授業はどのように変わる? 新学習指導要領 Q&A

Q1

生きて働く「知識及び技能」を習得できる授業って,どういう授業ですか?

A1

獲得した知識や技能をさまざまな状況に応じて使いこなすことができるようになる授業です。

ポイント

  • 子供が強い問題意識をもって問題を解決し,知識を獲得できるようにする。
  • 獲得した知識を他の文脈で活用できるようにする。
  • 技能は,観察・実験の器具の操作手順を暗記させるのではなく,その意味も理解できるようにする。

1 社会の中で生きて働く「知識及び技能」

「知識」に関して,これまでの指導では,学習指導要領の各内容項目に示される内容をそれぞれの単元で指導し,単元の終わりには,その内容を知識として獲得しているかどうかを確認して学習を終えるということで終始していなかったでしょうか。これだけでは,個別の知識の習得だけで終わってしまいます。

これからの指導では,知識を個別の事実的な知識のみを指すものではなく,社会の中で生きて働く知識を含むものとしておさえることが大切です。ただ単に,知識を記憶するだけではなく,将来,子供たちが変化の激しい社会を生きていく上で,獲得した知識を様々な状況に応じて使いこなすことができることを求めているといえます。

実際の指導では,これまでに獲得している知識と関連付けたり組み合わせたりしていくことにより,子供たちが単元の学習だけにとどまらない様々な場面で活用できる知識として身に付けていくことができるように展開することが重要です。例えば,新学習指導要領では,第六学年の「電気の利用」の学習で,光電池などを使って発電できることを扱います。第三学年の「太陽の位置の変化」の学習では,太陽の位置は,東の方から南の空を通って,西の方へ変化することを扱います。光電池の学習の終末では,太陽光発電パネルが設置されている様子を紹介し,パネルの設置する方位や角度の工夫について話し合ったり,光電池を使って確かめたりする活動を展開することで,光電池に関する知識と太陽の位置の変化についての知識を組み合わせることができ,それらについての深い理解と定着を図るとともに,実生活における様々な場面で活用できる知識として身に付けていくことが考えられます。
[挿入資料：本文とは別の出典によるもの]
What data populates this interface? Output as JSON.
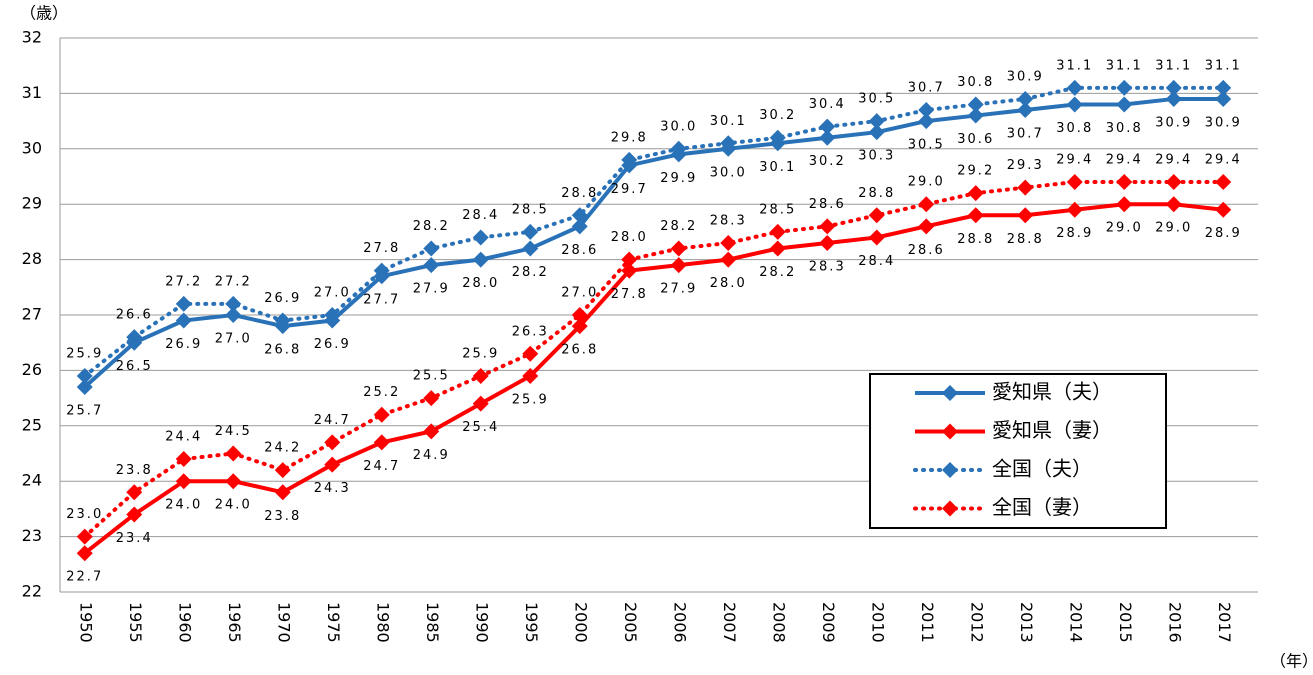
{
  "chart_data": {
    "type": "line",
    "y_label": "（歳）",
    "x_label": "（年）",
    "categories": [
      "1950",
      "1955",
      "1960",
      "1965",
      "1970",
      "1975",
      "1980",
      "1985",
      "1990",
      "1995",
      "2000",
      "2005",
      "2006",
      "2007",
      "2008",
      "2009",
      "2010",
      "2011",
      "2012",
      "2013",
      "2014",
      "2015",
      "2016",
      "2017"
    ],
    "ylim": [
      22,
      32
    ],
    "yticks": [
      22,
      23,
      24,
      25,
      26,
      27,
      28,
      29,
      30,
      31,
      32
    ],
    "grid": true,
    "legend_position": "right",
    "series": [
      {
        "name": "愛知県（夫）",
        "color": "#2a72b8",
        "line_style": "solid",
        "label_position": "below",
        "values": [
          25.7,
          26.5,
          26.9,
          27.0,
          26.8,
          26.9,
          27.7,
          27.9,
          28.0,
          28.2,
          28.6,
          29.7,
          29.9,
          30.0,
          30.1,
          30.2,
          30.3,
          30.5,
          30.6,
          30.7,
          30.8,
          30.8,
          30.9,
          30.9
        ],
        "value_labels": [
          "25.7",
          "26.5",
          "26.9",
          "27.0",
          "26.8",
          "26.9",
          "27.7",
          "27.9",
          "28.0",
          "28.2",
          "28.6",
          "29.7",
          "29.9",
          "30.0",
          "30.1",
          "30.2",
          "30.3",
          "30.5",
          "30.6",
          "30.7",
          "30.8",
          "30.8",
          "30.9",
          "30.9"
        ]
      },
      {
        "name": "愛知県（妻）",
        "color": "#ff0000",
        "line_style": "solid",
        "label_position": "below",
        "values": [
          22.7,
          23.4,
          24.0,
          24.0,
          23.8,
          24.3,
          24.7,
          24.9,
          25.4,
          25.9,
          26.8,
          27.8,
          27.9,
          28.0,
          28.2,
          28.3,
          28.4,
          28.6,
          28.8,
          28.8,
          28.9,
          29.0,
          29.0,
          28.9
        ],
        "value_labels": [
          "22.7",
          "23.4",
          "24.0",
          "24.0",
          "23.8",
          "24.3",
          "24.7",
          "24.9",
          "25.4",
          "25.9",
          "26.8",
          "27.8",
          "27.9",
          "28.0",
          "28.2",
          "28.3",
          "28.4",
          "28.6",
          "28.8",
          "28.8",
          "28.9",
          "29.0",
          "29.0",
          "28.9"
        ]
      },
      {
        "name": "全国（夫）",
        "color": "#2a72b8",
        "line_style": "dotted",
        "label_position": "above",
        "values": [
          25.9,
          26.6,
          27.2,
          27.2,
          26.9,
          27.0,
          27.8,
          28.2,
          28.4,
          28.5,
          28.8,
          29.8,
          30.0,
          30.1,
          30.2,
          30.4,
          30.5,
          30.7,
          30.8,
          30.9,
          31.1,
          31.1,
          31.1,
          31.1
        ],
        "value_labels": [
          "25.9",
          "26.6",
          "27.2",
          "27.2",
          "26.9",
          "27.0",
          "27.8",
          "28.2",
          "28.4",
          "28.5",
          "28.8",
          "29.8",
          "30.0",
          "30.1",
          "30.2",
          "30.4",
          "30.5",
          "30.7",
          "30.8",
          "30.9",
          "31.1",
          "31.1",
          "31.1",
          "31.1"
        ]
      },
      {
        "name": "全国（妻）",
        "color": "#ff0000",
        "line_style": "dotted",
        "label_position": "above",
        "values": [
          23.0,
          23.8,
          24.4,
          24.5,
          24.2,
          24.7,
          25.2,
          25.5,
          25.9,
          26.3,
          27.0,
          28.0,
          28.2,
          28.3,
          28.5,
          28.6,
          28.8,
          29.0,
          29.2,
          29.3,
          29.4,
          29.4,
          29.4,
          29.4
        ],
        "value_labels": [
          "23.0",
          "23.8",
          "24.4",
          "24.5",
          "24.2",
          "24.7",
          "25.2",
          "25.5",
          "25.9",
          "26.3",
          "27.0",
          "28.0",
          "28.2",
          "28.3",
          "28.5",
          "28.6",
          "28.8",
          "29.0",
          "29.2",
          "29.3",
          "29.4",
          "29.4",
          "29.4",
          "29.4"
        ]
      }
    ]
  }
}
技能についても同様に,一定の手順や段階を追って身に付く個別の技能のみならず,獲得した個別の技能が自分の経験や他の技能と関連付けられ,変化する状況や課題に応じて主体的に活用できる技能として習熟していくということが重要です。

2「知識及び技能」をどのように習得するか

様々な状況で活用できる知識を習得するためには,子供が強い問題意識のもとで,主体的に問題解決した結果として知識を獲得することができるようにします。これは,学習内容を受け身的に教えてもらって獲得するのとは異なります。主体的な問題解決を通して「わからない」という欲求が満たされていない状態から「わかった」という状態になることで,獲得した知識に価値を感じ,長期に渡って活用できる状態で保持することが可能となるからです。
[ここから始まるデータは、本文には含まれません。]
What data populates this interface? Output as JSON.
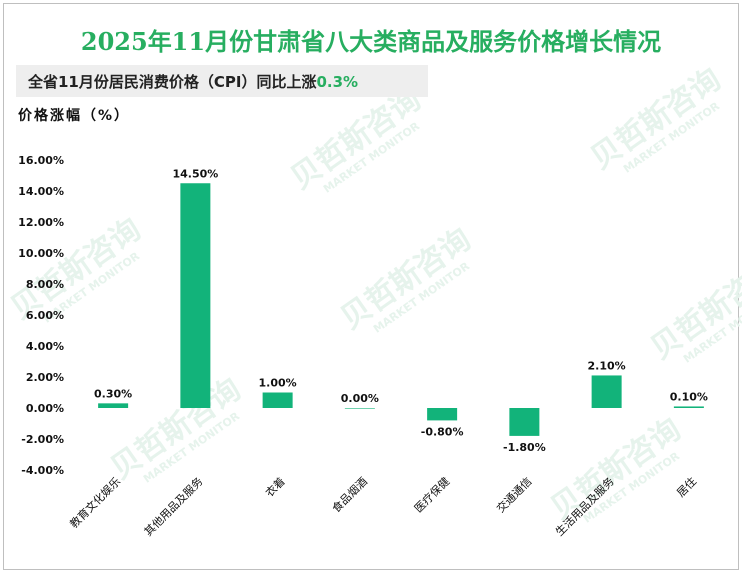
{
  "header": {
    "title": "2025年11月份甘肃省八大类商品及服务价格增长情况",
    "subtitle_prefix": "全省11月份居民消费价格（CPI）同比上涨",
    "subtitle_value": "0.3%"
  },
  "watermark": {
    "text": "贝哲斯咨询",
    "subtext": "MARKET MONITOR"
  },
  "colors": {
    "bar": "#12b37a",
    "title": "#27ae60",
    "accent": "#27ae60"
  },
  "chart_data": {
    "type": "bar",
    "ylabel": "价格涨幅（%）",
    "ylim": [
      -4,
      16
    ],
    "yticks": [
      16,
      14,
      12,
      10,
      8,
      6,
      4,
      2,
      0,
      -2,
      -4
    ],
    "ytick_labels": [
      "16.00%",
      "14.00%",
      "12.00%",
      "10.00%",
      "8.00%",
      "6.00%",
      "4.00%",
      "2.00%",
      "0.00%",
      "-2.00%",
      "-4.00%"
    ],
    "categories": [
      "教育文化娱乐",
      "其他用品及服务",
      "衣着",
      "食品烟酒",
      "医疗保健",
      "交通通信",
      "生活用品及服务",
      "居住"
    ],
    "values": [
      0.3,
      14.5,
      1.0,
      0.0,
      -0.8,
      -1.8,
      2.1,
      0.1
    ],
    "data_labels": [
      "0.30%",
      "14.50%",
      "1.00%",
      "0.00%",
      "-0.80%",
      "-1.80%",
      "2.10%",
      "0.10%"
    ],
    "grid": false,
    "legend": "none"
  }
}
また,技能については,ただ単に器具の操作手順を暗記するのではなく,その操作の意味を捉え,適切な扱い方を理解できるようにします。例えば,顕微鏡の操作について,真横から見ながら,対物レンズにプレパラートを近付けることの意味を考えたり,徐々に遠ざけてはっきりと見えるところで止める操作は,虫眼鏡でピントを合わせたことと同じであることを捉えたりすることで,主体的に目的とする操作ができるようになります。